En outre, près de 6 actifs sur 10 se sentent épanouis dans leur travail (58%)seulement 17% d’entre eux vont jusqu’à s’estimer très épanouis. La période est en effet source de fragilités.

Parmi les facteurs pouvant expliquer qu’ils ne se sentent pas toujours pleinement épanouis figure, en premier lieu, le manque d’interactions sociales au travail (plus de 6 sur 10), que ce soit les discussions entre collègues (73%), les déjeuners (68%) et les événements festifs ponctuels comme les pots de départ ou autres soirées (63%).

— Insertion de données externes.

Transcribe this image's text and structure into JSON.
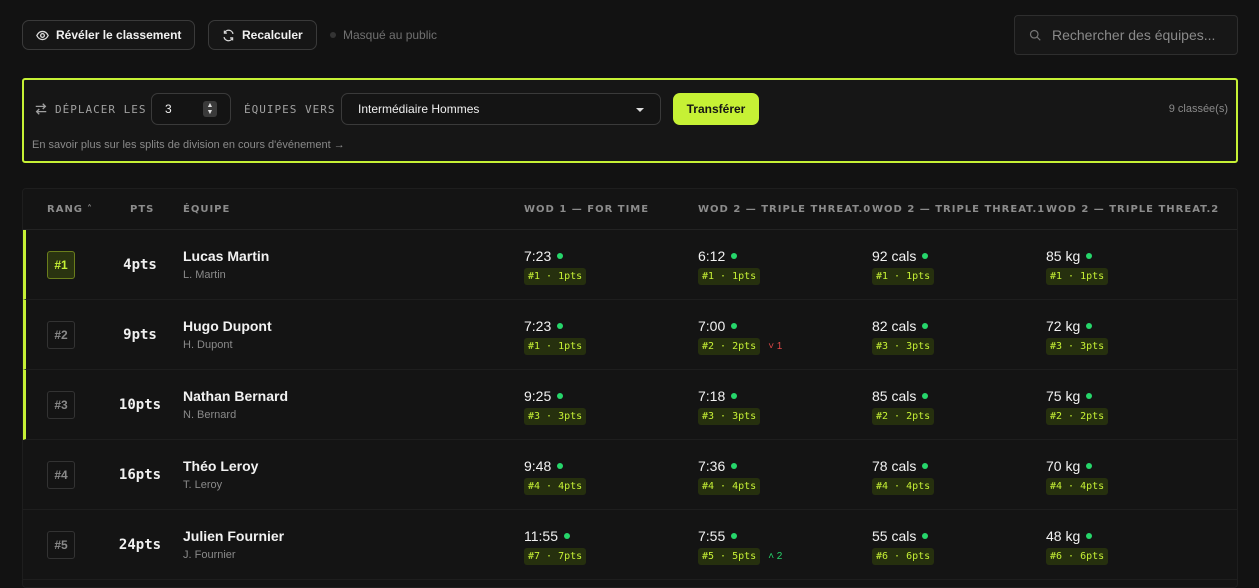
{
  "toolbar": {
    "reveal_label": "Révéler le classement",
    "recalc_label": "Recalculer",
    "status_label": "Masqué au public",
    "search_placeholder": "Rechercher des équipes..."
  },
  "transfer": {
    "move_label": "DÉPLACER LES",
    "count_value": "3",
    "teams_to_label": "ÉQUIPES VERS",
    "division_selected": "Intermédiaire Hommes",
    "transfer_button": "Transférer",
    "ranked_count": "9 classée(s)",
    "learn_more": "En savoir plus sur les splits de division en cours d'événement →"
  },
  "table": {
    "headers": {
      "rank": "RANG",
      "pts": "PTS",
      "team": "ÉQUIPE",
      "wod1": "WOD 1 — FOR TIME",
      "wod2a": "WOD 2 — TRIPLE THREAT.0",
      "wod2b": "WOD 2 — TRIPLE THREAT.1",
      "wod2c": "WOD 2 — TRIPLE THREAT.2"
    },
    "rows": [
      {
        "rank": "#1",
        "pts": "4pts",
        "name": "Lucas Martin",
        "short": "L. Martin",
        "scores": [
          {
            "value": "7:23",
            "chip": "#1 · 1pts",
            "delta": ""
          },
          {
            "value": "6:12",
            "chip": "#1 · 1pts",
            "delta": ""
          },
          {
            "value": "92 cals",
            "chip": "#1 · 1pts",
            "delta": ""
          },
          {
            "value": "85 kg",
            "chip": "#1 · 1pts",
            "delta": ""
          }
        ]
      },
      {
        "rank": "#2",
        "pts": "9pts",
        "name": "Hugo Dupont",
        "short": "H. Dupont",
        "scores": [
          {
            "value": "7:23",
            "chip": "#1 · 1pts",
            "delta": ""
          },
          {
            "value": "7:00",
            "chip": "#2 · 2pts",
            "delta": "˅ 1"
          },
          {
            "value": "82 cals",
            "chip": "#3 · 3pts",
            "delta": ""
          },
          {
            "value": "72 kg",
            "chip": "#3 · 3pts",
            "delta": ""
          }
        ]
      },
      {
        "rank": "#3",
        "pts": "10pts",
        "name": "Nathan Bernard",
        "short": "N. Bernard",
        "scores": [
          {
            "value": "9:25",
            "chip": "#3 · 3pts",
            "delta": ""
          },
          {
            "value": "7:18",
            "chip": "#3 · 3pts",
            "delta": ""
          },
          {
            "value": "85 cals",
            "chip": "#2 · 2pts",
            "delta": ""
          },
          {
            "value": "75 kg",
            "chip": "#2 · 2pts",
            "delta": ""
          }
        ]
      },
      {
        "rank": "#4",
        "pts": "16pts",
        "name": "Théo Leroy",
        "short": "T. Leroy",
        "scores": [
          {
            "value": "9:48",
            "chip": "#4 · 4pts",
            "delta": ""
          },
          {
            "value": "7:36",
            "chip": "#4 · 4pts",
            "delta": ""
          },
          {
            "value": "78 cals",
            "chip": "#4 · 4pts",
            "delta": ""
          },
          {
            "value": "70 kg",
            "chip": "#4 · 4pts",
            "delta": ""
          }
        ]
      },
      {
        "rank": "#5",
        "pts": "24pts",
        "name": "Julien Fournier",
        "short": "J. Fournier",
        "scores": [
          {
            "value": "11:55",
            "chip": "#7 · 7pts",
            "delta": ""
          },
          {
            "value": "7:55",
            "chip": "#5 · 5pts",
            "delta": "˄ 2"
          },
          {
            "value": "55 cals",
            "chip": "#6 · 6pts",
            "delta": ""
          },
          {
            "value": "48 kg",
            "chip": "#6 · 6pts",
            "delta": ""
          }
        ]
      }
    ]
  },
  "colors": {
    "accent": "#c6f135",
    "positive": "#26d66b",
    "negative": "#e04848"
  }
}
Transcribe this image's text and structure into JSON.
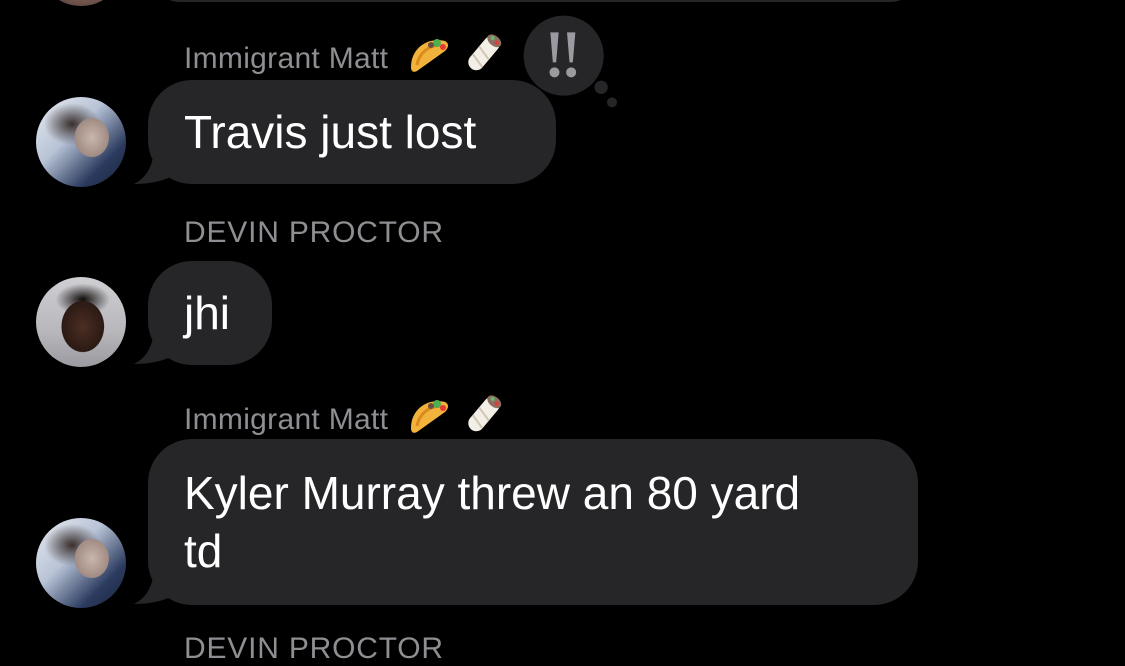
{
  "colors": {
    "background": "#000000",
    "bubble": "#262628",
    "sender_name": "#8e8e93",
    "text": "#ffffff"
  },
  "messages": [
    {
      "sender": "Immigrant Matt",
      "sender_emojis": [
        "taco",
        "burrito"
      ],
      "avatar": "avatar-matt",
      "text": "Travis just lost",
      "reaction": "double-exclamation-icon"
    },
    {
      "sender": "DEVIN PROCTOR",
      "avatar": "avatar-devin",
      "text": "jhi"
    },
    {
      "sender": "Immigrant Matt",
      "sender_emojis": [
        "taco",
        "burrito"
      ],
      "avatar": "avatar-matt",
      "text_line1": "Kyler Murray threw an 80 yard",
      "text_line2": "td"
    },
    {
      "sender": "DEVIN PROCTOR"
    }
  ]
}
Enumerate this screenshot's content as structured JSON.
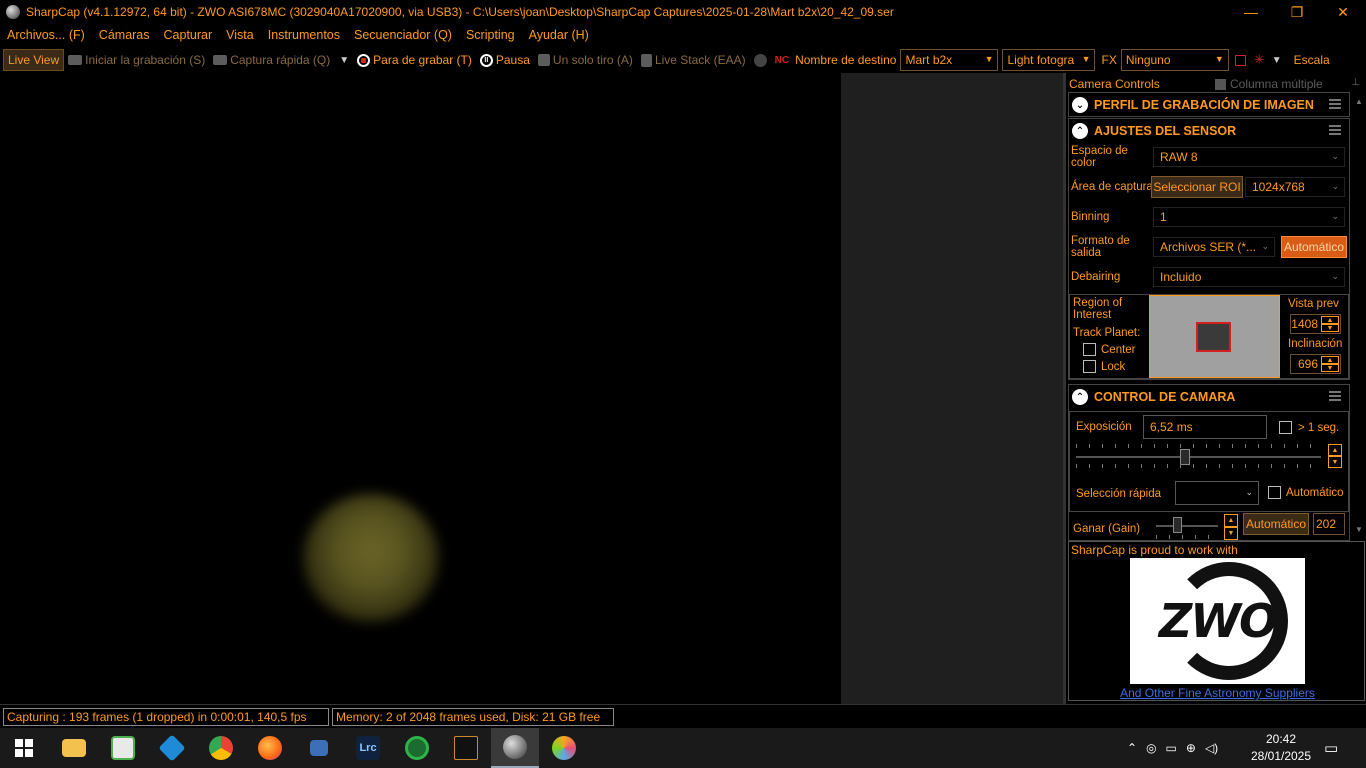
{
  "window": {
    "title": "SharpCap (v4.1.12972, 64 bit) - ZWO ASI678MC (3029040A17020900, via USB3) - C:\\Users\\joan\\Desktop\\SharpCap Captures\\2025-01-28\\Mart b2x\\20_42_09.ser",
    "minimize": "—",
    "maximize": "❐",
    "close": "✕"
  },
  "menu": [
    "Archivos... (F)",
    "Cámaras",
    "Capturar",
    "Vista",
    "Instrumentos",
    "Secuenciador (Q)",
    "Scripting",
    "Ayudar (H)"
  ],
  "toolbar": {
    "live_view": "Live View",
    "start_capture": "Iniciar la grabación (S)",
    "quick_capture": "Captura rápida (Q)",
    "stop_recording": "Para de grabar (T)",
    "pause": "Pausa",
    "single_shot": "Un solo tiro (A)",
    "live_stack": "Live Stack (EAA)",
    "target_name_label": "Nombre de destino",
    "target_name": "Mart b2x",
    "capture_type": "Light fotogra",
    "fx_label": "FX",
    "fx_value": "Ninguno",
    "scale_label": "Escala"
  },
  "panel": {
    "title": "Camera Controls",
    "multi_column": "Columna múltiple",
    "profile_section": "PERFIL DE GRABACIÓN DE IMAGEN",
    "sensor_section": "AJUSTES DEL SENSOR",
    "color_space_label": "Espacio de color",
    "color_space_value": "RAW 8",
    "capture_area_label": "Área de captura",
    "select_roi": "Seleccionar ROI",
    "capture_area_value": "1024x768",
    "binning_label": "Binning",
    "binning_value": "1",
    "output_format_label": "Formato de salida",
    "output_format_value": "Archivos SER (*...",
    "output_auto": "Automático",
    "debayer_label": "Debairing",
    "debayer_value": "Incluido",
    "roi_label": "Region of Interest",
    "track_planet": "Track Planet:",
    "center": "Center",
    "lock": "Lock",
    "preview_label": "Vista prev",
    "preview_value": "1408",
    "tilt_label": "Inclinación",
    "tilt_value": "696",
    "camera_section": "CONTROL DE CAMARA",
    "exposure_label": "Exposición",
    "exposure_value": "6,52 ms",
    "over_one_sec": "> 1 seg.",
    "quick_select_label": "Selección rápida",
    "quick_select_auto": "Automático",
    "gain_label": "Ganar (Gain)",
    "gain_auto": "Automático",
    "gain_value": "202"
  },
  "promo": {
    "text": "SharpCap is proud to work with",
    "logo_text": "ZWO",
    "link": "And Other Fine Astronomy Suppliers"
  },
  "status": {
    "capturing": "Capturing : 193 frames (1 dropped) in 0:00:01, 140,5 fps",
    "memory": "Memory: 2 of 2048 frames used, Disk: 21 GB free"
  },
  "taskbar": {
    "time": "20:42",
    "date": "28/01/2025"
  },
  "colors": {
    "accent": "#ff9a1e",
    "panel_bg": "#000000",
    "auto_button": "#d85b16"
  }
}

Ce sont notamment les plus jeunes qui déclarent le plus pâtir de cette privation : ainsi, près de 3/4 des actifs de moins de 35 ans déclarent que déjeuner entre collègues (75%) ou boire un verre à la sortie du travail (77%) leur manque.

La crise a également eu un effet délétère sur les perspectives d’évolution professionnelle. Selon 33% des actifs occupés, elle a réduit leurs possibilités de recevoir une promotion ou des primes, et pour 32%, leurs opportunités sur le marché de l’emploi. Concernant leur quotidien, ils sont 31% à affirmer que la crise a eu un effet nuisible sur leur charge de travail, et davantage encore au sein des catégories aisées (37%). Moins nombreux sont ceux qui considèrent que la crise a dégradé leurs relations avec leurs collègues (21%) ou leur manager (13%), malgré le relâchement des liens parfois dû au télétravail.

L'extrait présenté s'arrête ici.